Hard as it is to convey in human language, there is a very real and very recognizable (but almost entirely undefinable) Presence of God, in which we confront Him in prayer knowing Him by Whom we are known, aware of Him Who is aware of us, loving Him by Whom we know ourselves to be loved…

It is not a vision face to face, but a certain presence of self to Self in which, with the reverent attention of our whole being, we know Him in Whom all things have their being. The “eye” which opens to His presence is in the very center of our humility, in the very heart of our freedom, in the very depths of our spiritual nature. Meditation is the opening of this eye. 49

The true and deepest desire of my life is to know this “Presence of God.” The most authentic longing of my heart is to enter into an awareness of God at the heart of all existence.
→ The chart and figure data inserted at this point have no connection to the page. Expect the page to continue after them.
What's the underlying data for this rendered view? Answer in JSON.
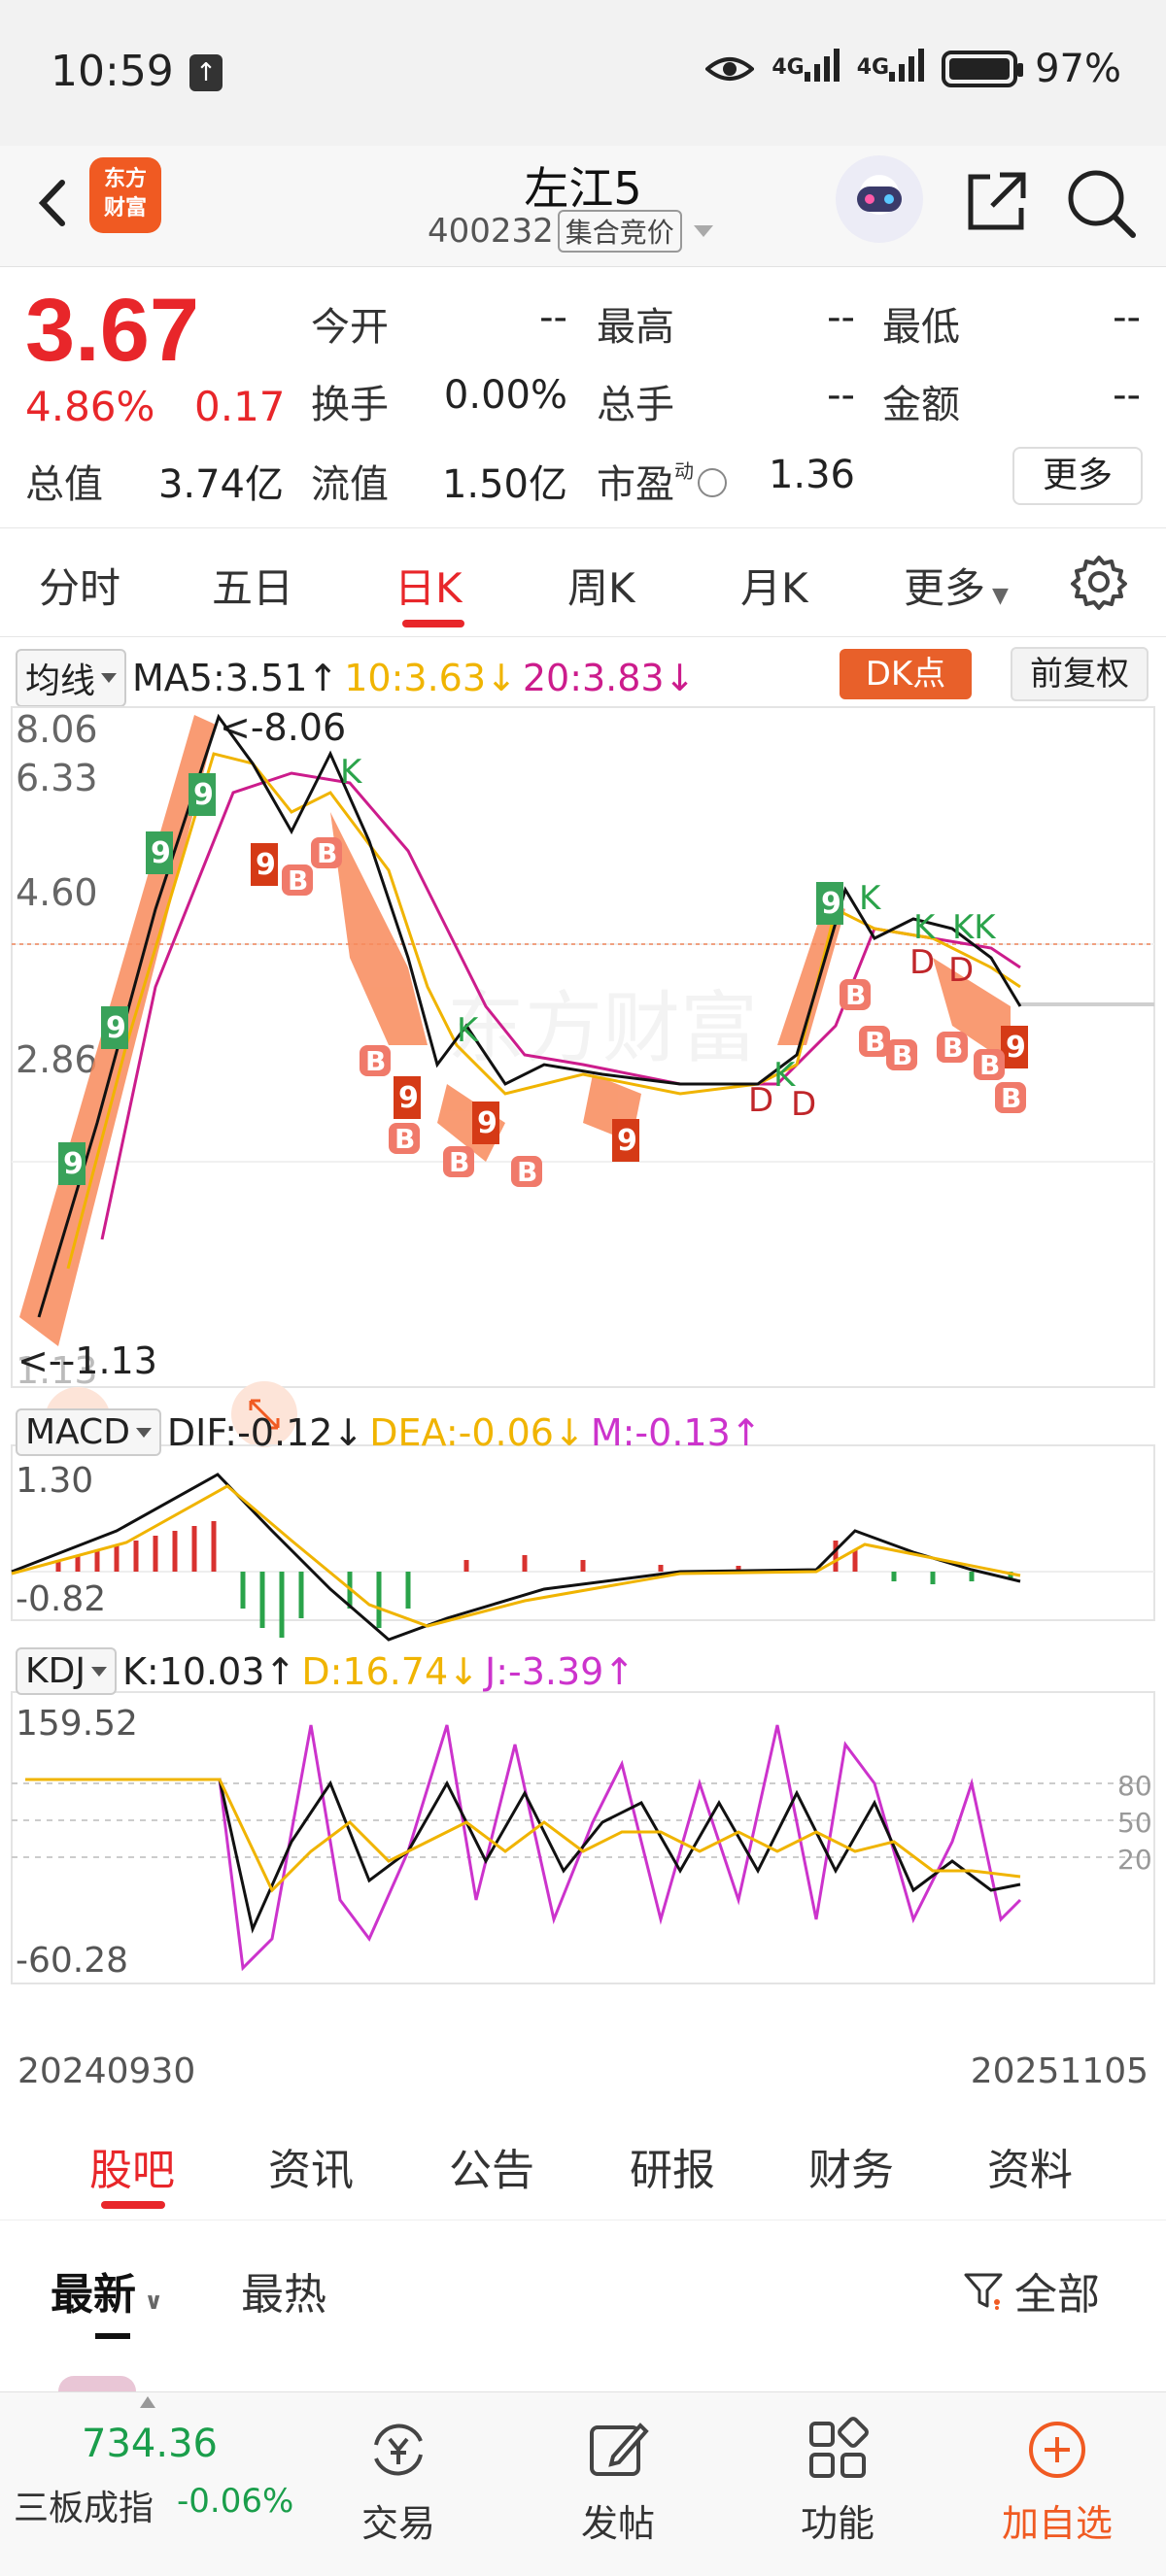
{
  "status_bar": {
    "time": "10:59",
    "battery": "97%",
    "net1": "4G",
    "net2": "4G"
  },
  "header": {
    "stock_name": "左江5",
    "stock_code": "400232",
    "auction_tag": "集合竞价",
    "logo_text_1": "东方",
    "logo_text_2": "财富"
  },
  "quote": {
    "price": "3.67",
    "change_pct": "4.86%",
    "change": "0.17",
    "open_label": "今开",
    "open": "--",
    "high_label": "最高",
    "high": "--",
    "low_label": "最低",
    "low": "--",
    "turnover_label": "换手",
    "turnover": "0.00%",
    "volume_label": "总手",
    "volume": "--",
    "amount_label": "金额",
    "amount": "--",
    "mktcap_label": "总值",
    "mktcap": "3.74亿",
    "float_label": "流值",
    "float": "1.50亿",
    "pe_label": "市盈",
    "pe_sup": "动",
    "pe": "1.36",
    "more": "更多"
  },
  "period_tabs": [
    "分时",
    "五日",
    "日K",
    "周K",
    "月K",
    "更多"
  ],
  "period_active": "日K",
  "kline": {
    "ma_selector": "均线",
    "ma5": "MA5:3.51",
    "ma10": "10:3.63",
    "ma20": "20:3.83",
    "dk_button": "DK点",
    "adjust_button": "前复权",
    "y_labels": [
      "8.06",
      "6.33",
      "4.60",
      "2.86",
      "1.13"
    ],
    "max_marker": "<-8.06",
    "min_marker": "<--1.13",
    "watermark": "东方财富"
  },
  "macd": {
    "selector": "MACD",
    "dif": "DIF:-0.12",
    "dea": "DEA:-0.06",
    "m": "M:-0.13",
    "y_top": "1.30",
    "y_bottom": "-0.82"
  },
  "kdj": {
    "selector": "KDJ",
    "k": "K:10.03",
    "d": "D:16.74",
    "j": "J:-3.39",
    "y_top": "159.52",
    "y_bottom": "-60.28",
    "levels": [
      "80",
      "50",
      "20"
    ]
  },
  "dates": {
    "start": "20240930",
    "end": "20251105"
  },
  "content_tabs": [
    "股吧",
    "资讯",
    "公告",
    "研报",
    "财务",
    "资料"
  ],
  "content_active": "股吧",
  "sub_tabs": {
    "latest": "最新",
    "hot": "最热",
    "filter": "全部"
  },
  "bottom_nav": {
    "index_value": "734.36",
    "index_name": "三板成指",
    "index_change": "-0.06%",
    "items": [
      "交易",
      "发帖",
      "功能",
      "加自选"
    ]
  },
  "colors": {
    "up": "#e8262a",
    "down": "#1a9e4b",
    "accent": "#f05a22",
    "ma10": "#f0b400",
    "ma20": "#cc1c8c"
  }
}
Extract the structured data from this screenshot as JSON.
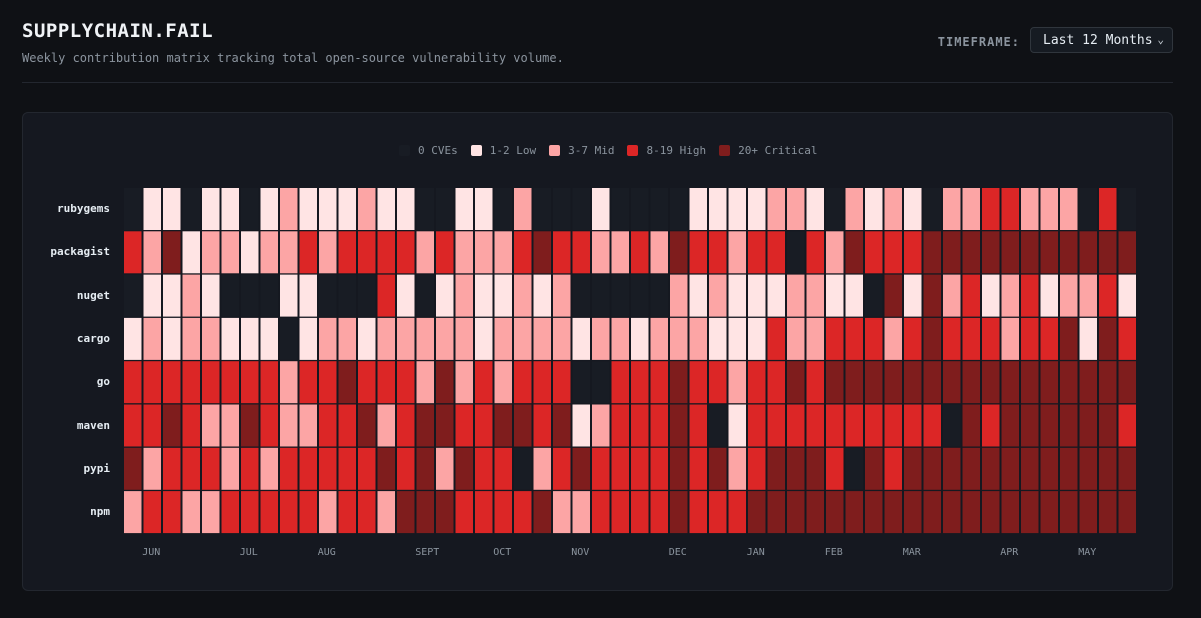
{
  "header": {
    "title": "SUPPLYCHAIN.FAIL",
    "subtitle": "Weekly contribution matrix tracking total open-source vulnerability volume.",
    "timeframe_label": "TIMEFRAME:",
    "timeframe_value": "Last 12 Months"
  },
  "colors": {
    "empty": "#181c24",
    "low": "#ffe4e4",
    "mid": "#fca5a5",
    "high": "#dc2626",
    "critical": "#7f1d1d"
  },
  "chart_data": {
    "type": "heatmap",
    "legend": [
      {
        "label": "0 CVEs",
        "level": 0
      },
      {
        "label": "1-2 Low",
        "level": 1
      },
      {
        "label": "3-7 Mid",
        "level": 2
      },
      {
        "label": "8-19 High",
        "level": 3
      },
      {
        "label": "20+ Critical",
        "level": 4
      }
    ],
    "x_labels": [
      {
        "label": "JUN",
        "week": 1
      },
      {
        "label": "JUL",
        "week": 6
      },
      {
        "label": "AUG",
        "week": 10
      },
      {
        "label": "SEPT",
        "week": 15
      },
      {
        "label": "OCT",
        "week": 19
      },
      {
        "label": "NOV",
        "week": 23
      },
      {
        "label": "DEC",
        "week": 28
      },
      {
        "label": "JAN",
        "week": 32
      },
      {
        "label": "FEB",
        "week": 36
      },
      {
        "label": "MAR",
        "week": 40
      },
      {
        "label": "APR",
        "week": 45
      },
      {
        "label": "MAY",
        "week": 49
      }
    ],
    "rows": [
      {
        "name": "rubygems",
        "levels": [
          0,
          1,
          1,
          0,
          1,
          1,
          0,
          1,
          2,
          1,
          1,
          1,
          2,
          1,
          1,
          0,
          0,
          1,
          1,
          0,
          2,
          0,
          0,
          0,
          1,
          0,
          0,
          0,
          0,
          1,
          1,
          1,
          1,
          2,
          2,
          1,
          0,
          2,
          1,
          2,
          1,
          0,
          2,
          2,
          3,
          3,
          2,
          2,
          2,
          0,
          3,
          0
        ]
      },
      {
        "name": "packagist",
        "levels": [
          3,
          2,
          4,
          1,
          2,
          2,
          1,
          2,
          2,
          3,
          2,
          3,
          3,
          3,
          3,
          2,
          3,
          2,
          2,
          2,
          3,
          4,
          3,
          3,
          2,
          2,
          3,
          2,
          4,
          3,
          3,
          2,
          3,
          3,
          0,
          3,
          2,
          4,
          3,
          3,
          3,
          4,
          4,
          4,
          4,
          4,
          4,
          4,
          4,
          4,
          4,
          4
        ]
      },
      {
        "name": "nuget",
        "levels": [
          0,
          1,
          1,
          2,
          1,
          0,
          0,
          0,
          1,
          1,
          0,
          0,
          0,
          3,
          1,
          0,
          1,
          2,
          1,
          1,
          2,
          1,
          2,
          0,
          0,
          0,
          0,
          0,
          2,
          1,
          2,
          1,
          1,
          1,
          2,
          2,
          1,
          1,
          0,
          4,
          1,
          4,
          2,
          3,
          1,
          2,
          3,
          1,
          2,
          2,
          3,
          1
        ]
      },
      {
        "name": "cargo",
        "levels": [
          1,
          2,
          1,
          2,
          2,
          1,
          1,
          1,
          0,
          1,
          2,
          2,
          1,
          2,
          2,
          2,
          2,
          2,
          1,
          2,
          2,
          2,
          2,
          1,
          2,
          2,
          1,
          2,
          2,
          2,
          1,
          1,
          1,
          3,
          2,
          2,
          3,
          3,
          3,
          2,
          3,
          4,
          3,
          3,
          3,
          2,
          3,
          3,
          4,
          1,
          4,
          3
        ]
      },
      {
        "name": "go",
        "levels": [
          3,
          3,
          3,
          3,
          3,
          3,
          3,
          3,
          2,
          3,
          3,
          4,
          3,
          3,
          3,
          2,
          4,
          2,
          3,
          2,
          3,
          3,
          3,
          0,
          0,
          3,
          3,
          3,
          4,
          3,
          3,
          2,
          3,
          3,
          4,
          3,
          4,
          4,
          4,
          4,
          4,
          4,
          4,
          4,
          4,
          4,
          4,
          4,
          4,
          4,
          4,
          4
        ]
      },
      {
        "name": "maven",
        "levels": [
          3,
          3,
          4,
          3,
          2,
          2,
          4,
          3,
          2,
          2,
          3,
          3,
          4,
          2,
          3,
          4,
          4,
          3,
          3,
          4,
          4,
          3,
          4,
          1,
          2,
          3,
          3,
          3,
          4,
          3,
          0,
          1,
          3,
          3,
          3,
          3,
          3,
          3,
          3,
          3,
          3,
          3,
          0,
          4,
          3,
          4,
          4,
          4,
          4,
          4,
          4,
          3
        ]
      },
      {
        "name": "pypi",
        "levels": [
          4,
          2,
          3,
          3,
          3,
          2,
          3,
          2,
          3,
          3,
          3,
          3,
          3,
          4,
          3,
          4,
          2,
          4,
          3,
          3,
          0,
          2,
          3,
          4,
          3,
          3,
          3,
          3,
          4,
          3,
          4,
          2,
          3,
          4,
          4,
          4,
          3,
          0,
          4,
          3,
          4,
          4,
          4,
          4,
          4,
          4,
          4,
          4,
          4,
          4,
          4,
          4
        ]
      },
      {
        "name": "npm",
        "levels": [
          2,
          3,
          3,
          2,
          2,
          3,
          3,
          3,
          3,
          3,
          2,
          3,
          3,
          2,
          4,
          4,
          4,
          3,
          3,
          3,
          3,
          4,
          2,
          2,
          3,
          3,
          3,
          3,
          4,
          3,
          3,
          3,
          4,
          4,
          4,
          4,
          4,
          4,
          4,
          4,
          4,
          4,
          4,
          4,
          4,
          4,
          4,
          4,
          4,
          4,
          4,
          4
        ]
      }
    ]
  }
}
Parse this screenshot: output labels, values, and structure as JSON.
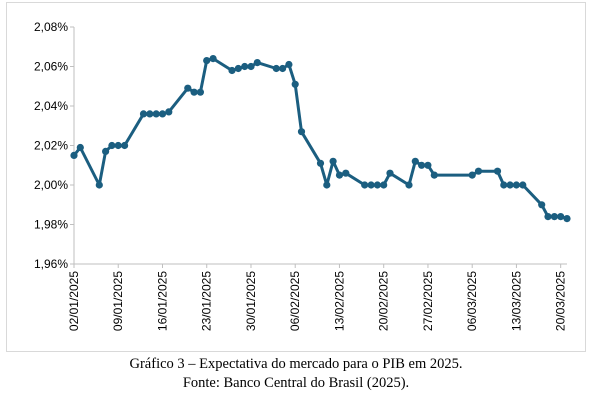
{
  "caption": {
    "line1": "Gráfico 3 – Expectativa do mercado para o PIB em 2025.",
    "line2": "Fonte: Banco Central do Brasil (2025)."
  },
  "chart_data": {
    "type": "line",
    "title": "",
    "xlabel": "",
    "ylabel": "",
    "ylim": [
      1.96,
      2.08
    ],
    "yticks": [
      "1,96%",
      "1,98%",
      "2,00%",
      "2,02%",
      "2,04%",
      "2,06%",
      "2,08%"
    ],
    "xticks": [
      "02/01/2025",
      "09/01/2025",
      "16/01/2025",
      "23/01/2025",
      "30/01/2025",
      "06/02/2025",
      "13/02/2025",
      "20/02/2025",
      "27/02/2025",
      "06/03/2025",
      "13/03/2025",
      "20/03/2025"
    ],
    "xlim": [
      "2025-01-02",
      "2025-03-21"
    ],
    "grid": false,
    "color": "#1b5e80",
    "series": [
      {
        "x": [
          "2025-01-02",
          "2025-01-03",
          "2025-01-06",
          "2025-01-07",
          "2025-01-08",
          "2025-01-09",
          "2025-01-10",
          "2025-01-13",
          "2025-01-14",
          "2025-01-15",
          "2025-01-16",
          "2025-01-17",
          "2025-01-20",
          "2025-01-21",
          "2025-01-22",
          "2025-01-23",
          "2025-01-24",
          "2025-01-27",
          "2025-01-28",
          "2025-01-29",
          "2025-01-30",
          "2025-01-31",
          "2025-02-03",
          "2025-02-04",
          "2025-02-05",
          "2025-02-06",
          "2025-02-07",
          "2025-02-10",
          "2025-02-11",
          "2025-02-12",
          "2025-02-13",
          "2025-02-14",
          "2025-02-17",
          "2025-02-18",
          "2025-02-19",
          "2025-02-20",
          "2025-02-21",
          "2025-02-24",
          "2025-02-25",
          "2025-02-26",
          "2025-02-27",
          "2025-02-28",
          "2025-03-06",
          "2025-03-07",
          "2025-03-10",
          "2025-03-11",
          "2025-03-12",
          "2025-03-13",
          "2025-03-14",
          "2025-03-17",
          "2025-03-18",
          "2025-03-19",
          "2025-03-20",
          "2025-03-21"
        ],
        "y": [
          2.015,
          2.019,
          2.0,
          2.017,
          2.02,
          2.02,
          2.02,
          2.036,
          2.036,
          2.036,
          2.036,
          2.037,
          2.049,
          2.047,
          2.047,
          2.063,
          2.064,
          2.058,
          2.059,
          2.06,
          2.06,
          2.062,
          2.059,
          2.059,
          2.061,
          2.051,
          2.027,
          2.011,
          2.0,
          2.012,
          2.005,
          2.006,
          2.0,
          2.0,
          2.0,
          2.0,
          2.006,
          2.0,
          2.012,
          2.01,
          2.01,
          2.005,
          2.005,
          2.007,
          2.007,
          2.0,
          2.0,
          2.0,
          2.0,
          1.99,
          1.984,
          1.984,
          1.984,
          1.983
        ]
      }
    ]
  }
}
But, this Presence is hidden to my normal faculties.

Jesus said,

But whenever you pray, go into your room and shut the door and pray to your Father who is in secret; and your Father who sees in secret will reward you. (Matthew 6:6)

The “Father” is “in secret” to my physical senses.

Coming to an awareness of Presence requires a perceptual shift I do not always cultivate. I need to find “the ‘eye’ which opens to His presence.”

Merton says I will come to this awareness only in “humility” and “freedom”.

“Humility” is the willingness to acknowledge that I depend for this perception on a power greater than myself. If I am going to find this “‘eye’ which opens to His presence,” I must trust God to open my heart.

“Freedom” comes from my willingness to “shut the door” to the distractions, attachments and identifications that so preoccupy the surface of my life.

I experience what Merton affirms, that “Meditation is the opening of this eye” because in meditation I acknowledge my helplessness before God. When I practice meditation I set aside for a time all those obsessions and compulsions that so often cause me to lose my consciousness of the Divine Presence and a new consciousness opens within.

What keeps me from opening “this eye” that perceives the Divine?

What practices might make me more sensitive to God’s “secret” presence?